One of the sign carriers instructed us, in broken English, to remember, “You are bus number two.” We were led outside, where we waited for several minutes for shuttle buses to arrive. I heard muttered complaints from several people in the group. “My God, this is so disorganized….I would expect a tour agency to be more efficient…. These people barely speak English.” Personally, I was glad to have been met and to be following behind a person with a sign who spoke both Chinese and English. Again, for some reason, I was in no hurry and was fairly relaxed. I had acquired a vacation attitude. Art always acquires his vacation attitude the minute we pull out of the driveway and head for the Seattle airport, so he was okay with the confusion as well.

Eventually we were herded onto bus number two and started off for Shanghai, about a 40-minute drive from the airport. Our guide’s English name was David. His English was hard for me to understand – he sounded like Kathy, the travel agent. I found that if I stayed quiet and listened carefully, I could make out most of what he was saying. David talked about the new airport and gave a us a general description of Shanghai and some of its history.

The city of Shanghai has a population of 14 million, and today it is as sophisticated and cosmopolitan as Hong Kong. It has a colorful, decadent history, but since World War II it fell into a state of deterioration. It’s only been in the last ten years that the city has been revitalized. One of my reference books says:

Since 1992 the city has experienced a frenzy of activity reminiscent of the heady speculative years of the 1930s, when the “Paris of the East” came of age. Shanghai is again in the throes of a physical, economic and social revolution destined to restore the city’s former status as an international centre of trade, finance and culture.
We drove through the city at night. The neon lights were impressive, as was the traffic. Buses and autos competed for road space, honking and moving aggressively from lane to lane. By this time I was so tired I wasn’t worried about our bus having an accident. The old phrase, “If it’s my time, it’s my time” came to mind again.
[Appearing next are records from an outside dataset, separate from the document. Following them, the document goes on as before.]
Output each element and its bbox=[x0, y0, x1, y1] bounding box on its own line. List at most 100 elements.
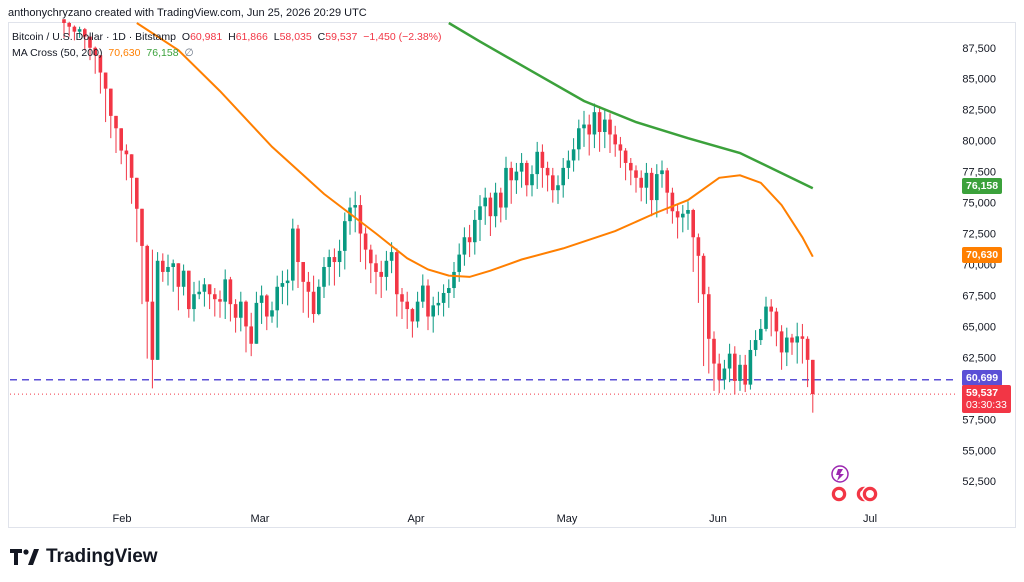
candle-body bbox=[525, 162, 529, 186]
candle-body bbox=[249, 326, 253, 344]
candle-body bbox=[639, 177, 643, 188]
candle-body bbox=[83, 29, 87, 37]
candle-body bbox=[436, 302, 441, 306]
legend-open-value: 60,981 bbox=[190, 31, 223, 43]
candle-body bbox=[540, 151, 545, 168]
candle-body bbox=[670, 192, 675, 212]
candle-body bbox=[717, 363, 721, 380]
footer-brand: TradingView bbox=[46, 546, 158, 567]
candle-body bbox=[499, 192, 503, 208]
candle-body bbox=[623, 150, 628, 163]
candle-body bbox=[655, 174, 659, 201]
candle-body bbox=[556, 185, 560, 191]
candle-body bbox=[145, 245, 149, 302]
candle-body bbox=[519, 162, 524, 172]
candle-body bbox=[103, 72, 108, 89]
candle-body bbox=[514, 171, 519, 181]
candle-body bbox=[790, 337, 794, 343]
candle-body bbox=[753, 340, 758, 350]
candle-body bbox=[644, 172, 649, 188]
legend-symbol[interactable]: Bitcoin / U.S. Dollar · 1D · Bitstamp bbox=[12, 31, 176, 43]
legend-close-value: 59,537 bbox=[325, 31, 358, 43]
candle-body bbox=[478, 206, 482, 220]
candle-body bbox=[681, 213, 685, 218]
candle-body bbox=[207, 284, 212, 295]
candle-body bbox=[509, 167, 513, 181]
candle-body bbox=[769, 306, 773, 312]
candle-body bbox=[634, 170, 638, 178]
candle-body bbox=[577, 128, 581, 150]
candle-body bbox=[748, 349, 753, 385]
candle-body bbox=[733, 353, 737, 381]
ma50-line bbox=[136, 22, 814, 278]
candle-body bbox=[187, 270, 191, 310]
flag-icon bbox=[866, 490, 874, 498]
candle-body bbox=[618, 144, 623, 151]
candle-body bbox=[582, 124, 586, 129]
x-tick-label: Jul bbox=[863, 513, 877, 525]
candle-body bbox=[161, 260, 165, 272]
candle-body bbox=[213, 294, 217, 300]
legend-ma-label[interactable]: MA Cross (50, 200) bbox=[12, 47, 103, 59]
candle-body bbox=[785, 337, 789, 353]
candle-body bbox=[701, 255, 706, 295]
candle-body bbox=[337, 250, 342, 263]
y-tick-label: 67,500 bbox=[962, 290, 996, 302]
candle-body bbox=[98, 55, 103, 73]
candle-body bbox=[379, 271, 383, 277]
candle-body bbox=[483, 197, 487, 207]
chart-pane[interactable] bbox=[8, 22, 1016, 528]
tradingview-logo[interactable]: TradingView bbox=[10, 546, 158, 568]
legend-high-label: H bbox=[228, 31, 236, 43]
candle-body bbox=[415, 301, 420, 322]
legend-open-label: O bbox=[181, 31, 191, 43]
candle-body bbox=[374, 263, 378, 272]
legend-ma200-value: 76,158 bbox=[146, 47, 179, 59]
candle-body bbox=[244, 301, 248, 327]
candle-body bbox=[462, 237, 467, 255]
x-tick-label: Jun bbox=[709, 513, 727, 525]
candle-body bbox=[358, 205, 363, 234]
y-tick-label: 55,000 bbox=[962, 445, 996, 457]
candle-body bbox=[587, 124, 591, 135]
y-tick-label: 65,000 bbox=[962, 321, 996, 333]
last-price-tag: 59,537 03:30:33 bbox=[962, 385, 1011, 413]
candle-body bbox=[150, 301, 155, 360]
candle-body bbox=[171, 263, 175, 267]
candle-body bbox=[400, 294, 404, 302]
candle-body bbox=[686, 210, 690, 214]
candle-body bbox=[129, 154, 134, 178]
candle-body bbox=[774, 311, 779, 332]
candle-body bbox=[72, 26, 77, 32]
candle-body bbox=[233, 304, 238, 318]
candle-body bbox=[77, 29, 82, 32]
legend-low-label: L bbox=[273, 31, 280, 43]
candle-body bbox=[265, 295, 269, 317]
ma200-price-tag: 76,158 bbox=[962, 178, 1003, 194]
candle-body bbox=[88, 36, 92, 48]
candle-body bbox=[285, 280, 290, 284]
candle-body bbox=[431, 305, 435, 317]
y-tick-label: 87,500 bbox=[962, 43, 996, 55]
candle-body bbox=[811, 359, 815, 395]
candle-body bbox=[119, 128, 123, 151]
candle-body bbox=[597, 112, 602, 132]
candle-body bbox=[493, 192, 498, 217]
candle-body bbox=[384, 260, 389, 277]
legend-ma: MA Cross (50, 200) 70,630 76,158 ∅ bbox=[12, 47, 197, 59]
x-tick-label: Feb bbox=[113, 513, 132, 525]
candle-body bbox=[707, 294, 711, 339]
candle-body bbox=[727, 353, 732, 369]
legend-high-value: 61,866 bbox=[235, 31, 268, 43]
candle-body bbox=[530, 174, 534, 186]
candle-body bbox=[140, 208, 144, 246]
candle-body bbox=[259, 295, 264, 303]
candle-body bbox=[712, 338, 716, 364]
candle-body bbox=[592, 112, 597, 135]
candle-body bbox=[410, 309, 415, 322]
candle-body bbox=[311, 291, 316, 315]
candle-body bbox=[62, 19, 66, 23]
x-tick-label: Apr bbox=[407, 513, 424, 525]
candle-body bbox=[535, 151, 539, 175]
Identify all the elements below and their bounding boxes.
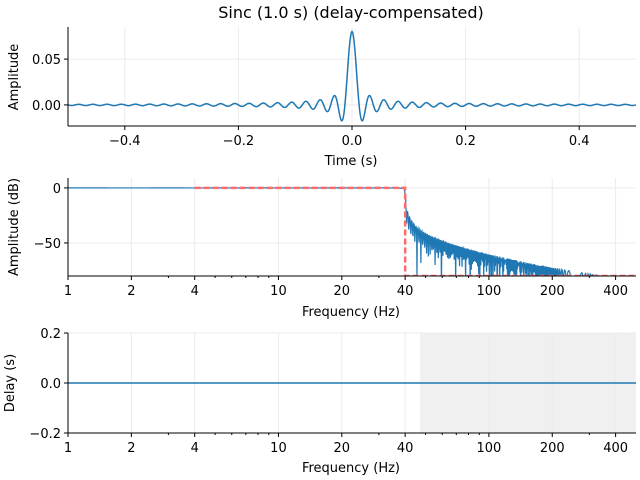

We arrived, finally at the Shanghai Hotel. One of my reference books describes this hotel as follows:
551 rooms….Operated by the Shanghai Tourism Bureau, this is a hotel which has to make little effort in order to compete for business. Tour groups are its specialty. Centrally located.
In other words, a government-run hotel.

So here we are, dozens of exhausted Americans, most of them well over 60, accompanied by their Chinese tour guide, converging on the desk of the hotel at nearly 10pm. Naturally, a few of the group members had reservations for the next night rather than the current one. They were, of course, denied a room.

The outcome was a display of American temper, threats and loud insults to the desk staff. One woman in particular, a heavyset Californian, was particularly belligerent. In a strident voice she commented on the inefficiency of the hotel, the travel agency and the Chinese in general. She compared the chaotic scene to other, more sophisticated places she had been around the world, and Shanghai definitely came out on the short end of it. Meanwhile, most of the rest of us waited patiently to register. And, of course, the tour guide did some fast talking and got the complainer a room – without receiving thanks or gratitude.

As he did his work, another tour member informed the group loudly that she had stayed in this hotel before and it was “a dump – I’ve stayed in other three-star hotels in this city and they were lovely.”

Sometimes I’m grateful to work in a cubicle!

Our room was on the 16th floor, a nonsmoking floor. It was a little worn but it was clean and the beds were firm and comfortable. That was all we needed. We were asleep within ten minutes of arriving in our room.